What will happen now to Türkeş? The MHP has publicly asked him to quit the party. Anyhow, the MHP has started the process of expelling him. Coupled with the expulsion of Sinan Oğan – a respected academic-politician from Kilis, on the border with Syria – the next two months might witness a character assassination campaign from the president and his gang of merry men in the media, and of course the Justice and Development Party (AKP). The MHP, accused by everyone of being responsible for the failure to form a coalition because of its acute opposition to everything, has had a serious perceptional problem in society anyhow. Even though it might now capture the possibility of telling the conservative-religious electoral grassroots that it shares with the AKP that the AKP has made a coalition government with the political extension of the separatist gang, the MHP might find itself sitting in the not so much appreciated “problem maker” seat. Furthermore, with the Türkeş surname aligned with the AKP and perhaps offered a place in the upcoming election from the AKP, it might become difficult for the MHP to avoid “2002 syndrome.”

Yet, an increase in terrorism-related violence, Türkeş probably becoming a candidate from the AKP and the HDP in government might create the psychological base to carry the MHP to a repeat 1999 election victory. Will it be a repeat of  the 2002 below ten percent threshold tragedy for the MHP and will the nationalists will be left out of parliament for a second time, or will it be a repeat of 1999, when the MHP scored its biggest ever election victory with 18 percent of the vote? The next two months before the election will be rather existentially important for the MHP.

Similarly, if the HDP has left the psychological barrier in the June 7 vote behind, the party might even push its electoral base further up by seven percentage points, as many sociologists and pollsters have claimed it might, and not have any threshold problem in the Nov. 1 vote. Can the HDP maintain or even advance its June 7 electoral share? Many socialists, liberals and social democrats who voted for the HDP in June so as to push the AKP out of government might return to their original parties, while Kurds who voted for some other parties fearing their party will not make it to parliament might now vote for the HDP. Thus, on voting day it is very likely the HDP will still have around 12-13 percent of the vote.

With four parties in parliament, on the other hand, it will be impossible for the AKP and its absolute sultan at the extravagant palace to come to power alone, forget getting the majority to change the constitution and make the de facto “all powerful Erdoğan” de juro super president. Thus, in the next two months while the AKP will try to attack and contain the HDP as much as possible, its real target will most likely be to get as many votes as possible from the nationalists and if possible push the MHP below the threshold.

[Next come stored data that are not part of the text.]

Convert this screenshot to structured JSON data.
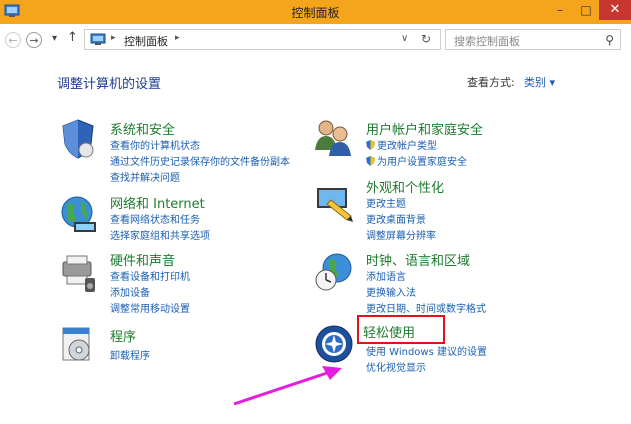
{
  "window": {
    "title": "控制面板"
  },
  "titlebar": {
    "minimize": "–",
    "maximize": "□",
    "close": "✕"
  },
  "nav": {
    "back_icon": "back-arrow-icon",
    "forward_icon": "forward-arrow-icon",
    "up_icon": "up-arrow-icon",
    "breadcrumb": "控制面板",
    "search_placeholder": "搜索控制面板"
  },
  "main": {
    "heading": "调整计算机的设置",
    "view_by_label": "查看方式:",
    "view_by_value": "类别 ▾"
  },
  "categories": [
    {
      "title": "系统和安全",
      "icon": "system-security-icon",
      "links": [
        "查看你的计算机状态",
        "通过文件历史记录保存你的文件备份副本",
        "查找并解决问题"
      ]
    },
    {
      "title": "网络和 Internet",
      "icon": "network-icon",
      "links": [
        "查看网络状态和任务",
        "选择家庭组和共享选项"
      ]
    },
    {
      "title": "硬件和声音",
      "icon": "hardware-sound-icon",
      "links": [
        "查看设备和打印机",
        "添加设备",
        "调整常用移动设置"
      ]
    },
    {
      "title": "程序",
      "icon": "programs-icon",
      "links": [
        "卸载程序"
      ]
    },
    {
      "title": "用户帐户和家庭安全",
      "icon": "user-accounts-icon",
      "links": [
        "更改帐户类型",
        "为用户设置家庭安全"
      ]
    },
    {
      "title": "外观和个性化",
      "icon": "appearance-icon",
      "links": [
        "更改主题",
        "更改桌面背景",
        "调整屏幕分辨率"
      ]
    },
    {
      "title": "时钟、语言和区域",
      "icon": "clock-region-icon",
      "links": [
        "添加语言",
        "更换输入法",
        "更改日期、时间或数字格式"
      ]
    },
    {
      "title": "轻松使用",
      "icon": "ease-of-access-icon",
      "links": [
        "使用 Windows 建议的设置",
        "优化视觉显示"
      ]
    }
  ],
  "colors": {
    "titlebar": "#f5a51b",
    "close": "#c7372f",
    "link": "#1a5fb4",
    "category": "#1e7b2e",
    "highlight": "#e2111a",
    "arrow": "#e41de0"
  }
}
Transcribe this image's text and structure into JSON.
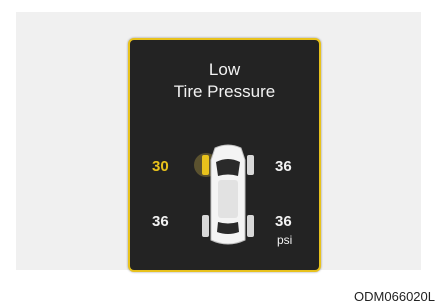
{
  "warning": {
    "title_line1": "Low",
    "title_line2": "Tire Pressure"
  },
  "tires": {
    "front_left": "30",
    "front_right": "36",
    "rear_left": "36",
    "rear_right": "36",
    "unit": "psi",
    "low_tire": "front-left"
  },
  "colors": {
    "accent": "#e8c21c",
    "panel_bg": "#232323",
    "text": "#f2f2f2"
  },
  "caption": "ODM066020L"
}
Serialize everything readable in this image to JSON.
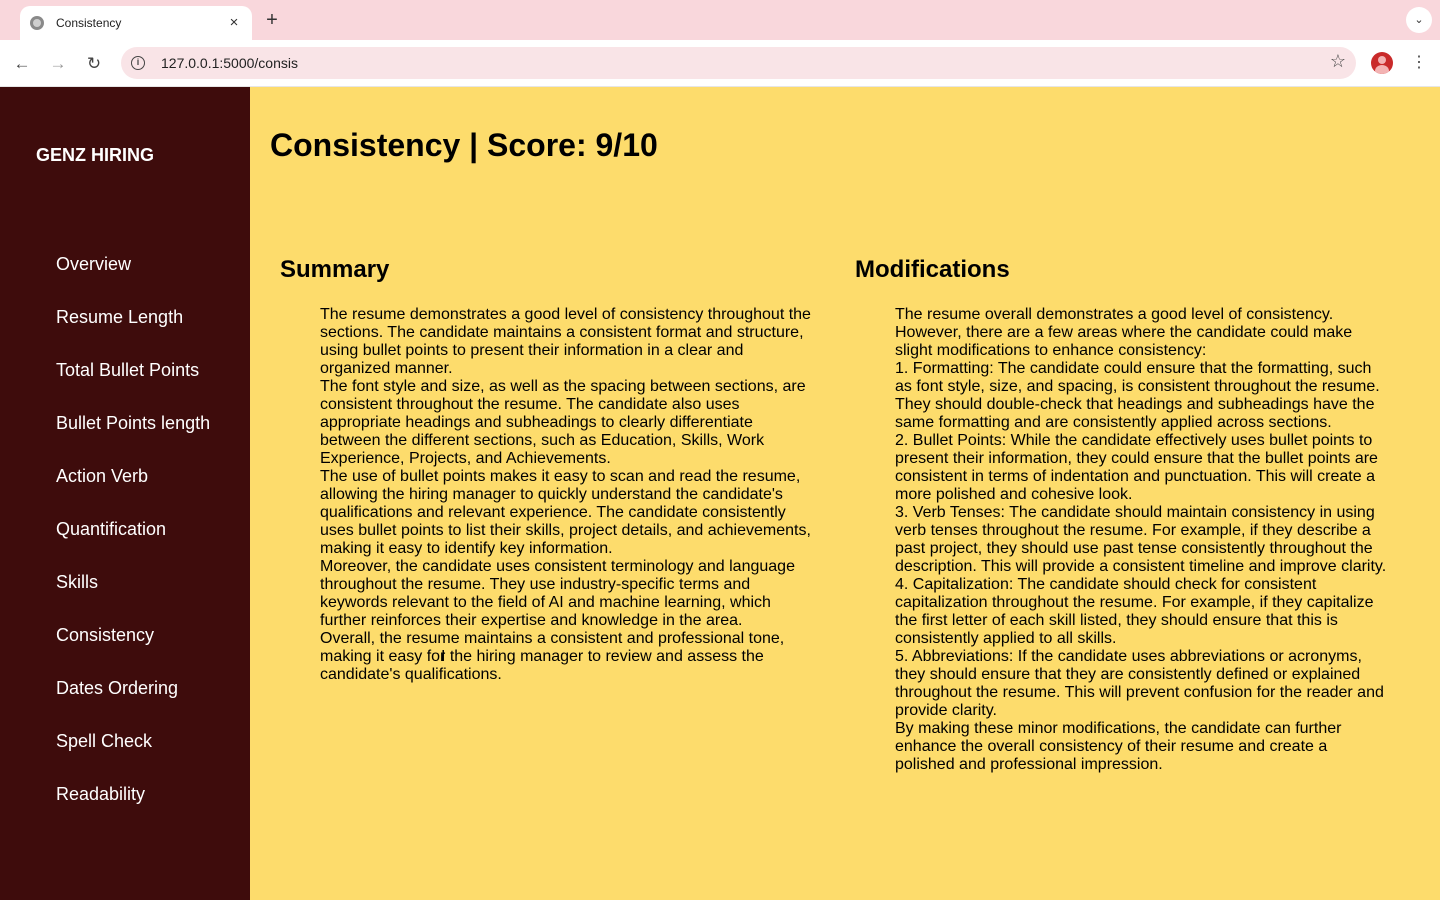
{
  "browser": {
    "tab_title": "Consistency",
    "tab_close": "×",
    "new_tab": "+",
    "tab_menu": "⌄",
    "back": "←",
    "forward": "→",
    "reload": "↻",
    "info": "i",
    "url": "127.0.0.1:5000/consis",
    "star": "☆",
    "menu": "⋮"
  },
  "sidebar": {
    "brand": "GENZ HIRING",
    "items": [
      {
        "label": "Overview"
      },
      {
        "label": "Resume Length"
      },
      {
        "label": "Total Bullet Points"
      },
      {
        "label": "Bullet Points length"
      },
      {
        "label": "Action Verb"
      },
      {
        "label": "Quantification"
      },
      {
        "label": "Skills"
      },
      {
        "label": "Consistency"
      },
      {
        "label": "Dates Ordering"
      },
      {
        "label": "Spell Check"
      },
      {
        "label": "Readability"
      }
    ]
  },
  "main": {
    "title": "Consistency | Score: 9/10",
    "summary": {
      "heading": "Summary",
      "lines": [
        "The resume demonstrates a good level of consistency throughout the",
        "sections. The candidate maintains a consistent format and structure,",
        "using bullet points to present their information in a clear and",
        "organized manner.",
        "The font style and size, as well as the spacing between sections, are",
        "consistent throughout the resume. The candidate also uses",
        "appropriate headings and subheadings to clearly differentiate",
        "between the different sections, such as Education, Skills, Work",
        "Experience, Projects, and Achievements.",
        "The use of bullet points makes it easy to scan and read the resume,",
        "allowing the hiring manager to quickly understand the candidate's",
        "qualifications and relevant experience. The candidate consistently",
        "uses bullet points to list their skills, project details, and achievements,",
        "making it easy to identify key information.",
        "Moreover, the candidate uses consistent terminology and language",
        "throughout the resume. They use industry-specific terms and",
        "keywords relevant to the field of AI and machine learning, which",
        "further reinforces their expertise and knowledge in the area.",
        "Overall, the resume maintains a consistent and professional tone,",
        "making it easy for the hiring manager to review and assess the",
        "candidate's qualifications."
      ]
    },
    "modifications": {
      "heading": "Modifications",
      "lines": [
        "The resume overall demonstrates a good level of consistency.",
        "However, there are a few areas where the candidate could make",
        "slight modifications to enhance consistency:",
        "1. Formatting: The candidate could ensure that the formatting, such",
        "as font style, size, and spacing, is consistent throughout the resume.",
        "They should double-check that headings and subheadings have the",
        "same formatting and are consistently applied across sections.",
        "2. Bullet Points: While the candidate effectively uses bullet points to",
        "present their information, they could ensure that the bullet points are",
        "consistent in terms of indentation and punctuation. This will create a",
        "more polished and cohesive look.",
        "3. Verb Tenses: The candidate should maintain consistency in using",
        "verb tenses throughout the resume. For example, if they describe a",
        "past project, they should use past tense consistently throughout the",
        "description. This will provide a consistent timeline and improve clarity.",
        "4. Capitalization: The candidate should check for consistent",
        "capitalization throughout the resume. For example, if they capitalize",
        "the first letter of each skill listed, they should ensure that this is",
        "consistently applied to all skills.",
        "5. Abbreviations: If the candidate uses abbreviations or acronyms,",
        "they should ensure that they are consistently defined or explained",
        "throughout the resume. This will prevent confusion for the reader and",
        "provide clarity.",
        "By making these minor modifications, the candidate can further",
        "enhance the overall consistency of their resume and create a",
        "polished and professional impression."
      ]
    }
  }
}
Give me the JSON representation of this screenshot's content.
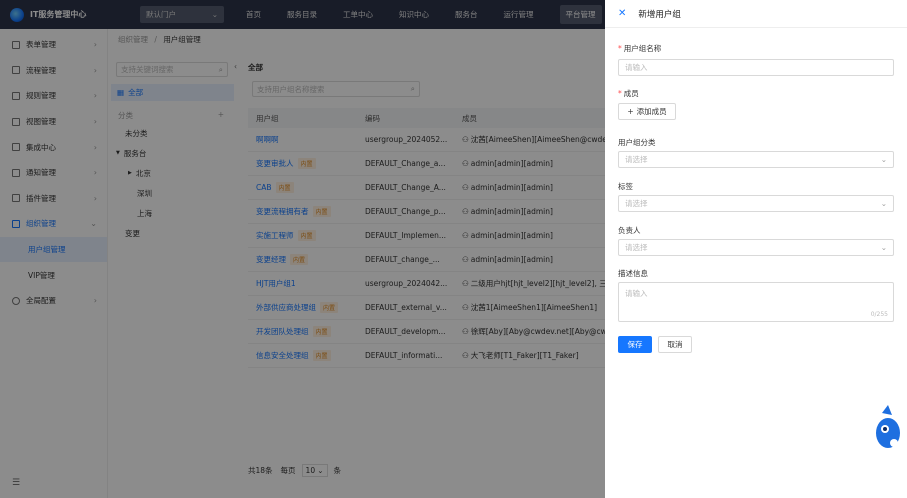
{
  "app": {
    "title": "IT服务管理中心",
    "portal": "默认门户"
  },
  "topnav": [
    "首页",
    "服务目录",
    "工单中心",
    "知识中心",
    "服务台",
    "运行管理",
    "平台管理"
  ],
  "sidebar": {
    "items": [
      "表单管理",
      "流程管理",
      "规则管理",
      "视图管理",
      "集成中心",
      "通知管理",
      "插件管理",
      "组织管理"
    ],
    "subitems": [
      "用户组管理",
      "VIP管理"
    ],
    "bottom": "全局配置"
  },
  "breadcrumb": {
    "parent": "组织管理",
    "sep": "/",
    "current": "用户组管理"
  },
  "tree": {
    "search_placeholder": "支持关键词搜索",
    "all": "全部",
    "category_label": "分类",
    "nodes": [
      "未分类",
      "服务台",
      "北京",
      "深圳",
      "上海",
      "变更"
    ]
  },
  "main": {
    "title": "全部",
    "search_placeholder": "支持用户组名称搜索",
    "columns": [
      "用户组",
      "编码",
      "成员"
    ],
    "rows": [
      {
        "name": "啊啊啊",
        "tag": "",
        "code": "usergroup_2024052...",
        "members": "沈茜[AimeeShen][AimeeShen@cwdev.n"
      },
      {
        "name": "变更审批人",
        "tag": "内置",
        "code": "DEFAULT_Change_a...",
        "members": "admin[admin][admin]"
      },
      {
        "name": "CAB",
        "tag": "内置",
        "code": "DEFAULT_Change_A...",
        "members": "admin[admin][admin]"
      },
      {
        "name": "变更流程拥有者",
        "tag": "内置",
        "code": "DEFAULT_Change_p...",
        "members": "admin[admin][admin]"
      },
      {
        "name": "实施工程师",
        "tag": "内置",
        "code": "DEFAULT_Implemen...",
        "members": "admin[admin][admin]"
      },
      {
        "name": "变更经理",
        "tag": "内置",
        "code": "DEFAULT_change_...",
        "members": "admin[admin][admin]"
      },
      {
        "name": "HJT用户组1",
        "tag": "",
        "code": "usergroup_2024042...",
        "members": "二级用户hjt[hjt_level2][hjt_level2], 三"
      },
      {
        "name": "外部供应商处理组",
        "tag": "内置",
        "code": "DEFAULT_external_v...",
        "members": "沈茜1[AimeeShen1][AimeeShen1]"
      },
      {
        "name": "开发团队处理组",
        "tag": "内置",
        "code": "DEFAULT_developm...",
        "members": "徐辉[Aby][Aby@cwdev.net][Aby@cwdev"
      },
      {
        "name": "信息安全处理组",
        "tag": "内置",
        "code": "DEFAULT_informati...",
        "members": "大飞老师[T1_Faker][T1_Faker]"
      }
    ],
    "pager": {
      "total": "共18条",
      "per_page": "每页",
      "size": "10",
      "unit": "条"
    }
  },
  "drawer": {
    "title": "新增用户组",
    "name_label": "用户组名称",
    "name_placeholder": "请输入",
    "members_label": "成员",
    "add_member": "添加成员",
    "category_label": "用户组分类",
    "category_placeholder": "请选择",
    "tags_label": "标签",
    "tags_placeholder": "请选择",
    "owner_label": "负责人",
    "owner_placeholder": "请选择",
    "desc_label": "描述信息",
    "desc_placeholder": "请输入",
    "desc_counter": "0/255",
    "save": "保存",
    "cancel": "取消"
  }
}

The “Operation Türkeş” that appears to have been designed at the palace and executed by Davutoğlu might be just the tip of the iceberg, or the beginning of an all-out war between the AKP and the MHP, which all along served as the AKP’s trustworthy political crutch. In this battle, Tuğrul Türkeş accepted becoming a stooge for Erdoğan. It is likely that, frustrated with MHP head Devlet Bahçeli and his timid leadership, there will be some serious initial problems in the MHP. Yet, the MHP is not just a party, more than that it is a “struggle” capable enough to overcome such problems speedily.